Joye Law Firm – Founder’s Legacy Q & A
July 1st, 2012|
Founded in 1968 by Reese Joye, Joye Law Firm has offices in Charleston and Myrtle Beach. As the firm grew, Reese became a legendary attorney in South Carolina, fighting to make things right for his clients. Reese Joye passed away unexpectedly in 2008, leaving the firm in the hands of his son Mark and Ken Harrell, who joined the firm in 1994. We recently spoke with Ken about what has changed, what has stayed the same, and the path forward for Joye Law Firm.
Q: Reese Joye was the founder of Joye Law Firm more than 40 years ago. What were some of the values he brought to the firm?
A: Tenacity and a burning desire to do everything he could (within ethical guidelines) to get the best result for his clients. Reese was not an easy man to work for, because his standards were so high and he refused to compromise on his principles. But there’s no question that Mark, Chris, and I are much better lawyers for having worked with Reese for so long. Hopefully, we can pass on the same traits to our younger lawyers.
Q: What changes did he have to adapt to during that time?
A: Like most of us who have been around long enough, changes in technology were his biggest challenge. We had a real wrestling match with Reese when we decided to implement Needles as our case management system. For years, the lawyers took turns answering the night calls. Looking back, some of his “systems” seem crazy now, but they worked for him for so long that he struggled with making changes.
“There’s hardly a week that goes by without a former client or another Charleston lawyer sharing a ‘Reese story.’ ”
Q: Since he passed away, what has his legacy been, both at Joye Law Firm and in the community?
A: There’s hardly a week that goes by without a former client or another Charleston lawyer sharing a “Reese story” with Mark or me. I think his obituary said it best when he was described as a “trial lawyer’s trial lawyer,” meaning his peers respected him, because he was not afraid of a tough case and he loved being in the courtroom.

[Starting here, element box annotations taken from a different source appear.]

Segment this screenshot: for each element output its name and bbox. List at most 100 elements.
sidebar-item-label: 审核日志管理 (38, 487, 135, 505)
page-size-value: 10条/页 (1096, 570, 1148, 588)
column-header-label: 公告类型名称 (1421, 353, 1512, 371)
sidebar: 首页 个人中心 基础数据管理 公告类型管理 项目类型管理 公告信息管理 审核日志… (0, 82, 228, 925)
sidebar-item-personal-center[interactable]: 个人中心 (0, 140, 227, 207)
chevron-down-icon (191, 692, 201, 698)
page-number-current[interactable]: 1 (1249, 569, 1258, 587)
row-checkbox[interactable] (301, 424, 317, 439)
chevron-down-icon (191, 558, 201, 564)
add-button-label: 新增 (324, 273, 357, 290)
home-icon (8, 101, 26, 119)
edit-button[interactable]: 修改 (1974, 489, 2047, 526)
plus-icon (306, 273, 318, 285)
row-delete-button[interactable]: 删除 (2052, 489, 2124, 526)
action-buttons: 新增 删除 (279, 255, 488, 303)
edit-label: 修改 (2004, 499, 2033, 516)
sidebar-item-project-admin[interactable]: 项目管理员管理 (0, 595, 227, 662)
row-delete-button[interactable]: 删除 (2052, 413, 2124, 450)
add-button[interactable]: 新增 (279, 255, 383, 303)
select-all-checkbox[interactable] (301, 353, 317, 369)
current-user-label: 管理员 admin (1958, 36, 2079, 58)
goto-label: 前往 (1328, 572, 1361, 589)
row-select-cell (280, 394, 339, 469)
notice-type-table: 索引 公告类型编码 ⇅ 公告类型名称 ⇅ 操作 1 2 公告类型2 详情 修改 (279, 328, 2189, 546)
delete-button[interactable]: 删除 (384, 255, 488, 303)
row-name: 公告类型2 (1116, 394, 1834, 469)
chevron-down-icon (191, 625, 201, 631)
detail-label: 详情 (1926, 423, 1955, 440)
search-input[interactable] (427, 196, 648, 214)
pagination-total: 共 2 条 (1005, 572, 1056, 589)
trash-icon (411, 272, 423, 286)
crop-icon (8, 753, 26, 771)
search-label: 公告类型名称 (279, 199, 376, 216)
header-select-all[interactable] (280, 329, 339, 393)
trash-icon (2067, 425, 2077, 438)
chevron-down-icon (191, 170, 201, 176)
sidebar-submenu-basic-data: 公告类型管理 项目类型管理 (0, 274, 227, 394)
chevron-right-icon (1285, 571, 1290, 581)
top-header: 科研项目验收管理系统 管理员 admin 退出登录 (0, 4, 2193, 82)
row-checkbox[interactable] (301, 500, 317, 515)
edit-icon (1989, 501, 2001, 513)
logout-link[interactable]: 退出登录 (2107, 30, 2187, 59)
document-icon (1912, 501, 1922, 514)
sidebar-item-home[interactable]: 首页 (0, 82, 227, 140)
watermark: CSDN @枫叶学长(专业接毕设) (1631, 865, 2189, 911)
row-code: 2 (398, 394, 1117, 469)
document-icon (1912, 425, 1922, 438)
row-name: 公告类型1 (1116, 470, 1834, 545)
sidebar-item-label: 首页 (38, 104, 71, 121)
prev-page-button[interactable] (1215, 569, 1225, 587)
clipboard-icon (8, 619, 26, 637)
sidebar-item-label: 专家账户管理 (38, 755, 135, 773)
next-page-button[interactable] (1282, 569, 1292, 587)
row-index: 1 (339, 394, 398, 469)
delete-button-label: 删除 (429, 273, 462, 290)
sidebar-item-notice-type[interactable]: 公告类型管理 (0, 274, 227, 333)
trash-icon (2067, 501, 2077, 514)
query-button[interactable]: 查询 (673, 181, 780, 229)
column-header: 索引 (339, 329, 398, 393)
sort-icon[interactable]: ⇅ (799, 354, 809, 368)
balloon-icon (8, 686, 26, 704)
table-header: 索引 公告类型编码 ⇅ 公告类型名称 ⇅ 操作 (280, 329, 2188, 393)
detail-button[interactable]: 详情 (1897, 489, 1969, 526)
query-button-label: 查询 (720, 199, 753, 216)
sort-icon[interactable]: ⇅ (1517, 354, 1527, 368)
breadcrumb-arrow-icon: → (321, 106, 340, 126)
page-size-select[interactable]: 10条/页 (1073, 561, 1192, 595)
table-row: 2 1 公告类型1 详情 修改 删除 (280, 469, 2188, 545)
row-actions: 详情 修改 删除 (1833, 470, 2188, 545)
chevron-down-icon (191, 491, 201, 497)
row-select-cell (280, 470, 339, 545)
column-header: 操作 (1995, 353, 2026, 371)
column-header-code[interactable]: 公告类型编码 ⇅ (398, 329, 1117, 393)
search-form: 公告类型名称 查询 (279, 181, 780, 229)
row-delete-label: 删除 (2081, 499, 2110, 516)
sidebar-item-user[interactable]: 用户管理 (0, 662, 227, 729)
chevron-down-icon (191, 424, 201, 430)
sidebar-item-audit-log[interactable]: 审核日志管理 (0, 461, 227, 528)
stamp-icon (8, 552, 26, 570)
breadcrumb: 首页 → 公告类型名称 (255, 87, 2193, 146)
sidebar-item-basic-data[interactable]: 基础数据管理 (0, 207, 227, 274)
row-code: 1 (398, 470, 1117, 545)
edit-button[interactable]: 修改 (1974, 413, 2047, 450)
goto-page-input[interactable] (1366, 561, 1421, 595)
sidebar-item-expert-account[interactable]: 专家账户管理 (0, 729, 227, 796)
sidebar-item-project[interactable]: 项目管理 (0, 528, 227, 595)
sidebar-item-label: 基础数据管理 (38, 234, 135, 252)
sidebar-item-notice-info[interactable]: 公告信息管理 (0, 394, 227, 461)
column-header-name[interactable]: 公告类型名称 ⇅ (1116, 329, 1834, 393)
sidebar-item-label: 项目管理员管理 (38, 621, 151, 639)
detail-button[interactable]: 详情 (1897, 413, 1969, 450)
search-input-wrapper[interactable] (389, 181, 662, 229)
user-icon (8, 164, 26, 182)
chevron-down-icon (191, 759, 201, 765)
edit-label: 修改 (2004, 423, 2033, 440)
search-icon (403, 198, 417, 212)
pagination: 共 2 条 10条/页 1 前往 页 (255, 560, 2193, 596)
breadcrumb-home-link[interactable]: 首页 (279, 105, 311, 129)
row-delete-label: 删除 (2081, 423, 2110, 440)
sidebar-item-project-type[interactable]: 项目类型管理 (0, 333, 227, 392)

That passion for going into the courtroom and not being afraid of getting knocked on our ass from time to time is something we want the Joye Law Firm to be known for in the years to come.
Q: What has changed since he has been gone?
A: Culturally, it was a big shift for everyone at the firm, because Reese had such a larger-than-life presence, and for years, it was his vision that directed the law firm. Mark and I have certainly been more open to getting outside counsel on how to best grow the firm. We brought in Vista Consultants shortly after Reese died, and that led to a number of healthy changes, from my taking on a more active management role, to an I.T. overhaul, to hiring a new firm administrator—the list goes on and on. We opened our first satellite office after Reese’s death. We’ve expanded into new practice areas.
I’m not saying we wouldn’t have done these things if Reese were still here, but there are naturally some conflicting interests when you have the generation gap that existed between Reese, Mark, and me.
Q: Did the perception of Joye change among the Charleston community (legal and otherwise)?
A: I think there was a brief period of time when everyone was wondering what would happen since Reese was the face of the firm for so long. cj was instrumental in helping us put together a marketing campaign (started after a grace period of being off the air for a couple of months) that was designed to say to our competitors and potential clients that “we’re still here and we’re not going away, so pack a lunch.” Within a few months, it was back to business as usual.
Q: Where is Joye Law Firm headed next?
A: Wherever it is, I am thrilled to be a part of it. I absolutely love coming to work every day. I have a great partner in Mark (who’s happiest focusing on trying big cases), a group of dedicated lawyers, and the best employees we’ve ever had. We won’t stand still. We’ll keep getting better, because the competition gets stiffer and stiffer. Growth-wise, I’m sure we’ll expand into other areas of the state. When and where? That remains to be seen.